Kinshasa : Jared Phanzu insatisfait des réponses du ministre provincial des ITP
Les députés provinciaux de Kinshasa ont examiné, mercredi 13 mai 2026, une question orale avec débat adressée au ministre provincial des Infrastructures, Travaux publics, Affaires foncières, Urbanisme et Habitat, Alain Tshilungu. Les échanges se sont déroulés lors d’une séance plénière tenue à l’Assemblée provinciale de Kinshasa, sous la direction de son président, Lévi Mbuta Sangumpamba.

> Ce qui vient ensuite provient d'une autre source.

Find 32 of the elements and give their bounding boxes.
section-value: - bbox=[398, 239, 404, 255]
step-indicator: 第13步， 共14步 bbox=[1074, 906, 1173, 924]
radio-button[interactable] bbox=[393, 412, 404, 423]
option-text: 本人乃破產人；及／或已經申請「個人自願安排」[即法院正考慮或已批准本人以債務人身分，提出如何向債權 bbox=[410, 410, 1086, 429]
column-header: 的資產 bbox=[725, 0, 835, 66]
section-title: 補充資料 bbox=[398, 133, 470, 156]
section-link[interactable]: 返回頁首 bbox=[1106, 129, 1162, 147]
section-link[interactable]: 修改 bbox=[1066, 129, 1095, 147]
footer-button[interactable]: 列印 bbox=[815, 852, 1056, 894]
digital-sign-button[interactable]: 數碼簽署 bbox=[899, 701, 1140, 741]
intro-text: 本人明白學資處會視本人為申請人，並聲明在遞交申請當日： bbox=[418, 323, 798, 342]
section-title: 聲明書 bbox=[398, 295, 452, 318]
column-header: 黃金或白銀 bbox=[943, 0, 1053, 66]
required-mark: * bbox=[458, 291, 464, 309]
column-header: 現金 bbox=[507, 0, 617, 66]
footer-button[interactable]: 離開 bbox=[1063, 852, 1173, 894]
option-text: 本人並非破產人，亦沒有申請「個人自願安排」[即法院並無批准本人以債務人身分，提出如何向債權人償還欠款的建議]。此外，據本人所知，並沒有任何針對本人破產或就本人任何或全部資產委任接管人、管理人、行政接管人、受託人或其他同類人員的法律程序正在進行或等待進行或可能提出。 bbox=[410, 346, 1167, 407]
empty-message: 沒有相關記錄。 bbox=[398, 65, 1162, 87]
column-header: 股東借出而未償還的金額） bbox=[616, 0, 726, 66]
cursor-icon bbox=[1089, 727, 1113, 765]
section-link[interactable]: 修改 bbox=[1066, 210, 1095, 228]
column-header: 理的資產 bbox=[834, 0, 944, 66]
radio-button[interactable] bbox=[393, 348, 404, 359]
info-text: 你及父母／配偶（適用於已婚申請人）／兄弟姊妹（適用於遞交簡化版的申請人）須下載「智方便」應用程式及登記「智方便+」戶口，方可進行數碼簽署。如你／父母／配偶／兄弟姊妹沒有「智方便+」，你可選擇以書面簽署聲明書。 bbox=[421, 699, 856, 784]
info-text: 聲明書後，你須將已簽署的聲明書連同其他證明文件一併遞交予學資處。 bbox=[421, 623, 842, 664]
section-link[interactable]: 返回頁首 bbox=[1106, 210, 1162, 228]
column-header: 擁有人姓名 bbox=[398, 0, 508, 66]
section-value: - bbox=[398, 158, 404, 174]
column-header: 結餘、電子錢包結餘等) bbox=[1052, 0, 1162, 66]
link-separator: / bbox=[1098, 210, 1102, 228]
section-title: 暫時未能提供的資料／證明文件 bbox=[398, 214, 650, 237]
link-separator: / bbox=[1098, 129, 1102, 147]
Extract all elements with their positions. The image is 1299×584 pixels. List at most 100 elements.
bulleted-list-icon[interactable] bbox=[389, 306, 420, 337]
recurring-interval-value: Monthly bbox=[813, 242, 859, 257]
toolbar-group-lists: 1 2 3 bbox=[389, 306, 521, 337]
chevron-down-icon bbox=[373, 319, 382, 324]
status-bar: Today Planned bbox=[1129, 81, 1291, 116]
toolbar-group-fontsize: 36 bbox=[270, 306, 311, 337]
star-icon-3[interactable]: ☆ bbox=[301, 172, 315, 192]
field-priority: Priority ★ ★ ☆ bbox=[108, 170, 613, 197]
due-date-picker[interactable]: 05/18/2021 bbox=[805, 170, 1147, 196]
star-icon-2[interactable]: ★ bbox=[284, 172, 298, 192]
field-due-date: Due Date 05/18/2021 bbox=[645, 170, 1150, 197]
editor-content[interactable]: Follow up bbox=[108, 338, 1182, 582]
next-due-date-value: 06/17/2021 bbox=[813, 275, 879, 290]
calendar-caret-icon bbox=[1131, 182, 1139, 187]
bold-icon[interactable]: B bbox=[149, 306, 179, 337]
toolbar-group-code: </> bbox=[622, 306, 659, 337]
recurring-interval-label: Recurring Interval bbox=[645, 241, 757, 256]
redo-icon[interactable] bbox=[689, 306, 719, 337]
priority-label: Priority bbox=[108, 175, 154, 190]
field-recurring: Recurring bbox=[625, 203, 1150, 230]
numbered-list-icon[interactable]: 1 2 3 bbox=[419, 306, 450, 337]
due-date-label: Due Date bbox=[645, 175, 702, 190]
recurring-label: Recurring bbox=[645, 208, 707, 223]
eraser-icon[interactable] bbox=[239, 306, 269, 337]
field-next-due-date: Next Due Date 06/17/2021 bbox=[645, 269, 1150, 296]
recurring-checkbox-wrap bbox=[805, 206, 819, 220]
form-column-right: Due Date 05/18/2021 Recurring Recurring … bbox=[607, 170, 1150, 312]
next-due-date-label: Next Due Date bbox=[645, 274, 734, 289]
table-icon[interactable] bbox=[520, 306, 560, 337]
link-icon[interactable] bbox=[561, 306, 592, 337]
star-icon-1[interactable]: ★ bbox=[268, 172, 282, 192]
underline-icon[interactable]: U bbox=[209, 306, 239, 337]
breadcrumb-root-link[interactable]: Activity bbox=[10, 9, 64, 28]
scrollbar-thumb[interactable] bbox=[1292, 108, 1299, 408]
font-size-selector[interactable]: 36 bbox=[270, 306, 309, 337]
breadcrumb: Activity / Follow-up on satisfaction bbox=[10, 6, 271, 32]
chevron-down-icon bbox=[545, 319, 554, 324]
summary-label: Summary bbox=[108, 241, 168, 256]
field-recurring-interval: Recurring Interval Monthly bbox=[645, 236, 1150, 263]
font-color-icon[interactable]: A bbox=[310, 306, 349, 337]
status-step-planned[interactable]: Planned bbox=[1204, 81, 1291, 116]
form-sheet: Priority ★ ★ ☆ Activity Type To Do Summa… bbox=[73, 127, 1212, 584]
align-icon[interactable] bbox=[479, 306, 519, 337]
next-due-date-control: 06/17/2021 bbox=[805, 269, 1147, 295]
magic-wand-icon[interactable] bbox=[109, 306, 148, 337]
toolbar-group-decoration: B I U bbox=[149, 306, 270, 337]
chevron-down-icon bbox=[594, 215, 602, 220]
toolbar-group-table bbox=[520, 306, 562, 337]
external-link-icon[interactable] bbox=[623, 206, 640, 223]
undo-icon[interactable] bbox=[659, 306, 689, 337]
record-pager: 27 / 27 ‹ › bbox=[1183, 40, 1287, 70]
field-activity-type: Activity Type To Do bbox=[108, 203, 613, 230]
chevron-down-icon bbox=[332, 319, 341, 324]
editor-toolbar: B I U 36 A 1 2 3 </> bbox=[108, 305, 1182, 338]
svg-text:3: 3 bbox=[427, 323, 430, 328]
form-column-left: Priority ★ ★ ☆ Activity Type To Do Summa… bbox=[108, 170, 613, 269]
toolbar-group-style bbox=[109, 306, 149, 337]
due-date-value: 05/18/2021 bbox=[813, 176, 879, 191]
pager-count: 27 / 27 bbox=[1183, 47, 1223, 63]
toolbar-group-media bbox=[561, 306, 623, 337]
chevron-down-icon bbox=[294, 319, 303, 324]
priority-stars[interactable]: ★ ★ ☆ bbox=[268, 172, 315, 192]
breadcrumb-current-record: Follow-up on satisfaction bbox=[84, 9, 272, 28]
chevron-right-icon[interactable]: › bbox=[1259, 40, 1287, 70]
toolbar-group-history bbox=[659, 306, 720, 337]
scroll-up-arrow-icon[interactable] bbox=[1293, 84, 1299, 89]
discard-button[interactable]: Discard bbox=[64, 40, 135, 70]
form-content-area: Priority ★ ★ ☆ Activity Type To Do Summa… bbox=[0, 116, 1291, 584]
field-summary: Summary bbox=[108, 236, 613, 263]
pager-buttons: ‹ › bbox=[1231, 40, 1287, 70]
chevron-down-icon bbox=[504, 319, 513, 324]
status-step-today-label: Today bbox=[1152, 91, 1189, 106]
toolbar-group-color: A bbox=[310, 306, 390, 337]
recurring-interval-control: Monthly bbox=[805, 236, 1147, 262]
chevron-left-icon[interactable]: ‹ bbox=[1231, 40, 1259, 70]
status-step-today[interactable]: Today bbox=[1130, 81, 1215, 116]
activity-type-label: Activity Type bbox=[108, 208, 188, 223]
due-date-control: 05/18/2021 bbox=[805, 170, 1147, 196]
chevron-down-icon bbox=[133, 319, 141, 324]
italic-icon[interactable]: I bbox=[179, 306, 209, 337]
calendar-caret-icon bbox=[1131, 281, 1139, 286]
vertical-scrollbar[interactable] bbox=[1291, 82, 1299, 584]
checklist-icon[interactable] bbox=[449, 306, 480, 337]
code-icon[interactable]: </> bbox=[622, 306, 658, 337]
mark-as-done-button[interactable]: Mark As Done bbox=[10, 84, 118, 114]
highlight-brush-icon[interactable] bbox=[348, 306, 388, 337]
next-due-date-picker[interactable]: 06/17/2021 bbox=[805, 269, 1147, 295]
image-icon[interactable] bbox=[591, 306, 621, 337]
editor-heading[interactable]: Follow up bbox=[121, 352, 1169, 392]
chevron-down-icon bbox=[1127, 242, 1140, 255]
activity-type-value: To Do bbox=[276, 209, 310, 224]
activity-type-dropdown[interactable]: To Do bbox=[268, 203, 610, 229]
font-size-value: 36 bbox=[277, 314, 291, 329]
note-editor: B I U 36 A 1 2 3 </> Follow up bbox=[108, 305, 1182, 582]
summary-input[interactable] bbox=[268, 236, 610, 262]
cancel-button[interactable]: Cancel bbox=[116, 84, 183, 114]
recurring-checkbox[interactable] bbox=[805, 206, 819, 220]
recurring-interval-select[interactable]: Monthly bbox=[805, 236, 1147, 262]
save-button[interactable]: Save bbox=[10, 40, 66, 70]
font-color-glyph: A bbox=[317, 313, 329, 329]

Initiée par le député provincial élu de Bandalungwa, Jared Phanzu, cette démarche de contrôle parlementaire visait à obtenir des explications sur plusieurs dossiers relatifs à la gestion des infrastructures et du patrimoine public de la ville de Kinshasa.

« Je veux rappeler le contexte de l’exécution des travaux de voirie. Nous avons un programme intitulé “Kinshasa ezo bonga”. Nous avons effectué un état des lieux de la voirie de Kinshasa. Sur les 3 996 kilomètres de routes recensés, près de 75 % étaient dans un état de délabrement avancé en 2024. À notre arrivée, nous avons constaté l’existence d’un protocole d’accord entre la ville de Kinshasa et le gouvernement central, représenté par le Bureau central de coordination (BCECO). Ce protocole prévoyait certains projets pour Kinshasa, mais très peu concernaient réellement la voirie », a déclaré le ministre provincial Alain Tshilungu.
Selon lui, les travaux ont débuté avec 27 kilomètres de routes grâce à l’appui du BCECO, qui joue un rôle fiduciaire pour la ville de Kinshasa.
« Son Excellence Monsieur le Gouverneur de la ville s’est rapproché du gouvernement central afin de présenter le programme adopté par l’Assemblée provinciale. C’est sur cette base que les exécutions budgétaires sont réalisées au niveau du gouvernement central. Avec le BCECO, nous avons commencé les travaux sur 27 kilomètres de routes. Au niveau de la ville, nous avons également constaté des avancées avec certaines entreprises ainsi qu’avec des structures comme la Cellule infrastructures et les projets Kin Elenda, qui assurent aussi le suivi d’une partie de la voirie », a expliqué le ministre.
Insatisfait des éléments de réponse fournis par le ministre provincial, le député Jared Phanzu a décidé de transformer sa question orale en interpellation.
« C’est le premier exercice et nous avons transformé cette question orale en interpellation. Non pas dans une intention immédiate de sanctionner, mais afin d’accorder une seconde chance aux ministres. Cette seconde chance consiste à revenir devant l’Assemblée provinciale avec des éléments précis permettant de faire les comptes. C’est à travers cette interpellation que nous pourrons obtenir toute la lumière sur les réalisations en matière d’infrastructures et sur les perspectives de l’année prochaine », a indiqué Jared Phanzu.
Pour l’initiateur de la démarche, le ministre n’a pas apporté des réponses satisfaisantes aux préoccupations soulevées par les élus de Kinshasa.